The other day, I read a quote from L.A. Times essayist Meghan Daum who was talking about how difficult it was to create a web site to promote her work. She said, “The goal here is not fame. The goal is professional and creative sustainability.” A lightbulb went off: The quote reminded me that I didn’t go into the business of being a writer/editor for the fame (which is nonexistent) or because I occasionally get a free yoga top or for any other reason other than my internal compass knew (or hoped) that it would sustain me creatively. And it has. Writing and reading other people’s writing gives me sustenance. Collaborating with other editors and designers fuels an indescribable passion. The quote from Daum reminded me that when I have a moment where I feel like I need to do more or be more, I can focus instead on what truly sustains me and feeds my soul.

I’ve found that the best way to reinforce the practice of creating a balanced, sustainable life isn’t to banish Twitter, it’s to get on my mat and start my sustainability practice there. So, this week I’m offering a pose that nourishes me every time I do it.
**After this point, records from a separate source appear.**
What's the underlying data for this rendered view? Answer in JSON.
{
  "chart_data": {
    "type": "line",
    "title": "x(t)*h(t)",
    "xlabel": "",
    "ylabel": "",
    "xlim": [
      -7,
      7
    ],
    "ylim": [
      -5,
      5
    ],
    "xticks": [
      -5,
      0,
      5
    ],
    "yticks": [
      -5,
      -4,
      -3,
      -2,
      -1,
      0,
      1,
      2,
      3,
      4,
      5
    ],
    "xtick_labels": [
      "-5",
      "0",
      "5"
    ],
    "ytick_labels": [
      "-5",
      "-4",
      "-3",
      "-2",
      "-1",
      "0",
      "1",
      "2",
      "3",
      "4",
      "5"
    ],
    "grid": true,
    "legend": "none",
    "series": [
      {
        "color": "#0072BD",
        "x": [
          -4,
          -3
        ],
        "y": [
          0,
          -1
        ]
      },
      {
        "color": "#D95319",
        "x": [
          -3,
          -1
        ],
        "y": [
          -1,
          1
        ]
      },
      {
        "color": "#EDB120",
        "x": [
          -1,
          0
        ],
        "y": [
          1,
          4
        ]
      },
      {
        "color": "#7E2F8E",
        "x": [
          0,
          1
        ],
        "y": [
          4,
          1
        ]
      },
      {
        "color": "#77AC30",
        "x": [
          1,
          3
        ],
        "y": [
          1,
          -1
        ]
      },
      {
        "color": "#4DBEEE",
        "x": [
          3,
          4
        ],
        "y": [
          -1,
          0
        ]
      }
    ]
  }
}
Supta Bharadvajasana is a restorative pose. And it requires a prop. If any of you overachievers out there have tuned out, just think – you can incorporate one little itty bitty supportive, nourishing pose into your yoga practice. Think of it as a preparation for Savasana. And use your time in the pose to meditate on your breath. Instead of tuning out, sloth-like, bring your attention to the in-breath and the out-breath. As thoughts arise, notice them, and come back to the sensation or sound of your breathing.

Before you begin, place a bolster lengthwise on your mat. Sit sideways on your mat with your right hip next to the end of the bolster. Stretch your legs out in front of you in Dandasana. Then bend your knees and swing both legs so that your shins rest on the floor. Tuck the top of your left foot into your right arch.

Now for the twist: Turn your toward the bolster and gently lay your torso on top of it. If this feels like too much of a stretch, place a folded blanket or two on top of the bolster. Make a little pillow for your head by placing one hand on top of the other. If it feels safe on your neck, rest on your left cheek. Otherwise, turn your head the opposite way and rest on your right cheek. Stay for 3 to 5 minutes on each side. Feel the support of the bolster underneath you.

Savor this time of supporting yourself in a healthy way. And let me know – what gives you sustenance (both on the mat and off)?